Ambiguous patient matches stay human — new patients, name changes, twins, transposed birthdates. Handwritten and badly degraded documents will keep landing in the review lane. Incomplete referral packets still need someone to call the referring office, though the gap now gets flagged the day the fax arrives instead of surfacing at check-in weeks later. And clinical judgment is untouched: the system can file an abnormal lab result fast, but deciding what to do about it remains your clinical team's work.
The honest framing for your staff: the job shifts from data entry to exception handling.
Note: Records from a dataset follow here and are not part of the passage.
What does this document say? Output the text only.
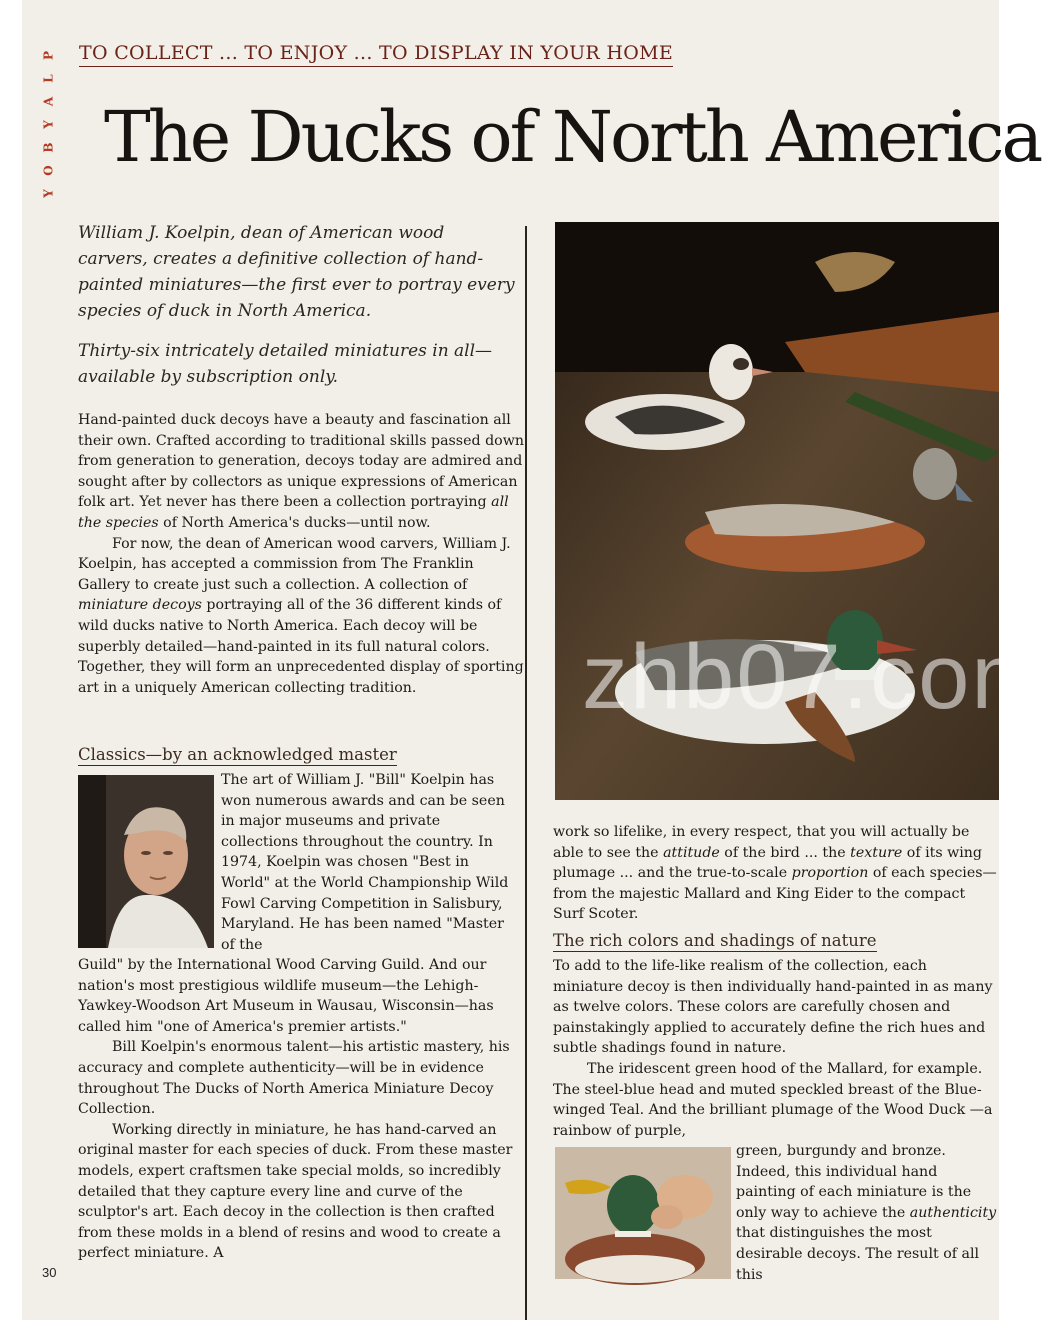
P
L
A
Y
B
O
Y
TO COLLECT ... TO ENJOY ... TO DISPLAY IN YOUR HOME
The Ducks of North America

William J. Koelpin, dean of American wood carvers, creates a definitive collection of hand-painted miniatures—the first ever to portray every species of duck in North America.

Thirty-six intricately detailed miniatures in all—available by subscription only.

Hand-painted duck decoys have a beauty and fascination all their own. Crafted according to traditional skills passed down from generation to generation, decoys today are admired and sought after by collectors as unique expressions of American folk art. Yet never has there been a collection portraying all the species of North America's ducks—until now.

For now, the dean of American wood carvers, William J. Koelpin, has accepted a commission from The Franklin Gallery to create just such a collection. A collection of miniature decoys portraying all of the 36 different kinds of wild ducks native to North America. Each decoy will be superbly detailed—hand-painted in its full natural colors. Together, they will form an unprecedented display of sporting art in a uniquely American collecting tradition.

Classics—by an acknowledged master

The art of William J. "Bill" Koelpin has won numerous awards and can be seen in major museums and private collections throughout the country. In 1974, Koelpin was chosen "Best in World" at the World Championship Wild Fowl Carving Competition in Salisbury, Maryland. He has been named "Master of the

Guild" by the International Wood Carving Guild. And our nation's most prestigious wildlife museum—the Lehigh-Yawkey-Woodson Art Museum in Wausau, Wisconsin—has called him "one of America's premier artists."

Bill Koelpin's enormous talent—his artistic mastery, his accuracy and complete authenticity—will be in evidence throughout The Ducks of North America Miniature Decoy Collection.

Working directly in miniature, he has hand-carved an original master for each species of duck. From these master models, expert craftsmen take special molds, so incredibly detailed that they capture every line and curve of the sculptor's art. Each decoy in the collection is then crafted from these molds in a blend of resins and wood to create a perfect miniature. A

work so lifelike, in every respect, that you will actually be able to see the attitude of the bird ... the texture of its wing plumage ... and the true-to-scale proportion of each species—from the majestic Mallard and King Eider to the compact Surf Scoter.

The rich colors and shadings of nature

To add to the life-like realism of the collection, each miniature decoy is then individually hand-painted in as many as twelve colors. These colors are carefully chosen and painstakingly applied to accurately define the rich hues and subtle shadings found in nature.

The iridescent green hood of the Mallard, for example. The steel-blue head and muted speckled breast of the Blue-winged Teal. And the brilliant plumage of the Wood Duck —a rainbow of purple,

green, burgundy and bronze. Indeed, this individual hand painting of each miniature is the only way to achieve the authenticity that distinguishes the most desirable decoys. The result of all this

30
zhb07.com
For most teams that's a welcome trade — the re-keying was never the part of the job anyone wanted — but it's a real workflow change, and naming it up front makes adoption smoother.
Frequently asked questions
How do you automate data entry from faxes into an EHR?
Route inbound faxes through an AI extraction layer that classifies each document, extracts structured fields (patient, provider, payer, reason), matches the patient with a confidence score, and writes the result into the EHR through its API. High-confidence documents file automatically; uncertain ones route to a short human review queue.
How long does implementation take?
Typically 30–60 days from kickoff to live processing: API connection, document-class mapping, and a parallel-run period where the AI works real volume alongside your manual process. The parallel run is the step not to skip — it's how you verify accuracy on your own document mix before trusting auto-filing.
Can my EHR do this natively?
Partially. Most major EHRs offer document classes, routing rules, and some AI-assisted labeling, which reduce sorting clicks. What they generally don't do is extract data and act on it — a labeled referral still gets read and re-keyed manually. The extraction and write-back layer is what third-party AI platforms add.
What does it cost?
Pricing runs per-document, per-provider, or per-site subscription. Normalize quotes to cost per document at your actual volume and compare against your loaded staff cost for the same handling. For practices processing a few hundred documents weekly, the labor savings typically clear the software cost within the first year.
Is automated document filing safe for patient data?
The credible vendors operate under HIPAA with signed BAAs, and well-designed systems only auto-file above a confidence threshold — everything uncertain gets human review. Ask where documents are processed, how long they're retained, and what the wrong-chart filing rate was in the vendor's last production deployment.
What's a realistic automation rate?
A well-tuned system processes 80–90% of a typical practice's inbound mix straight through, with the remainder flagged for quick review. Vendors claiming 100% are describing a document mix that doesn't exist — real volume includes handwriting, degraded scans, and ambiguous matches that should go to a human.